There are currently four roasts available, including Fred Schneider’s (of the B52s) Monster Blend, Snake Bomb, Reserve and Caffeine Snatchers. Snake Bomb is so-named for the coffee farmers who migrated higher in the mountains to escape Southeast Asia’s conflict and bombing.
“The bigger agenda is to make $600,000 to $800,000 per year to hire lobbyists to petition governments to remove the bombs that are left in Laos and provide humanitarian/aid support… [but] we have to pressure the Laos government to use the funds for the intended purpose,” says Coven. He continues, “We want to align each blend with a cause.”
Likewise, Jimmy Sherfey, a coffee enthusiast studying fair trade and specialty coffee at its origin and in consumer markets, says “Social entrepreneurship can serve an important purpose in coffee. I would love to see strictly high-quality coffee grown and managed across the industry, but at the end of the day certain origins suffer from damaged infrastructure, at times as a direct result of negative foreign influence like we’ve seen in Laos.”

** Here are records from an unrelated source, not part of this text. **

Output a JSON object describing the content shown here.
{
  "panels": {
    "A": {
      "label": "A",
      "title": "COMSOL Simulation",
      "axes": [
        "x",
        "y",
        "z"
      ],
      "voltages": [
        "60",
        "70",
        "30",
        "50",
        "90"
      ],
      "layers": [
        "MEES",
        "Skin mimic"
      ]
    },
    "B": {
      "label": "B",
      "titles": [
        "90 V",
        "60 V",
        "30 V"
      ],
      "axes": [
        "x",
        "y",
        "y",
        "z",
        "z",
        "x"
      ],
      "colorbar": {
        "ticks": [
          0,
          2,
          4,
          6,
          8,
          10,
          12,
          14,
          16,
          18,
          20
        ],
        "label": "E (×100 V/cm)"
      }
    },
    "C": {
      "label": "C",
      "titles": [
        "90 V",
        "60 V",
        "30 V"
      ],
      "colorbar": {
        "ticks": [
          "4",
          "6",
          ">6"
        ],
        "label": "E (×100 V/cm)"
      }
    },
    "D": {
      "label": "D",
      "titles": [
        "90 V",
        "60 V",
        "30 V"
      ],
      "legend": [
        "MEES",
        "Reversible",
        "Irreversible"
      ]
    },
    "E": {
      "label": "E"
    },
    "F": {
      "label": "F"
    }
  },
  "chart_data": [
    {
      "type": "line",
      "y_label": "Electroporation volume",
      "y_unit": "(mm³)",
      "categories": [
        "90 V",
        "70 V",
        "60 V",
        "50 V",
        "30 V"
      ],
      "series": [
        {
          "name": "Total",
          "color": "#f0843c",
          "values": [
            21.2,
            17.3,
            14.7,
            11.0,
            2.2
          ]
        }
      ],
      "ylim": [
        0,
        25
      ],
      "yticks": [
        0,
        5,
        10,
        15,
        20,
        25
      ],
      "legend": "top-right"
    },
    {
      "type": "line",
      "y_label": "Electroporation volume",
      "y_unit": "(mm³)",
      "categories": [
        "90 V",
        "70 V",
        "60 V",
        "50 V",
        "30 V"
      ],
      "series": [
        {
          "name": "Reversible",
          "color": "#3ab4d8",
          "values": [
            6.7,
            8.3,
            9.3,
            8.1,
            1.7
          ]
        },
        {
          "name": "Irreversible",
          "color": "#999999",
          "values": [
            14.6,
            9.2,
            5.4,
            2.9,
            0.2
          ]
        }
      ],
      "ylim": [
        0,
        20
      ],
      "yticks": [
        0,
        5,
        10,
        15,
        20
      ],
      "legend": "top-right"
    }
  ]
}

Currently, Breyting roasts are being sold to a network of 246 distributors, ranging from Ashland, Ore., to Athens, Ga., in the southeast. With the opening of the plant in DeLand, Coven intends to localize the movement, creating jobs for Floridians, increasing demand for products made in America, and potentially, creating a meeting space for nonprofits.
He says, “I have worked with two companies that were forced to leave America and go overseas so I would like to see purchasing groups develop incentive programs for 1) companies that buy American and 2) smaller companies to tag on to larger companies to make costs – like shipping – more equitable.”
Of course, the Southeast Asian coffee would be the exception to this rule, but he is quick to point out that everything else will be made in America, including mugs, boxes and packaging.
“Companies like Breyting that deal in high-demand commodities while supporting repair and development projects could provide an important opportunity for producers looking to gain footing in the market and more stability to their community,” adds Sherfey.
It sounds like they’re brewing up a winning strategy.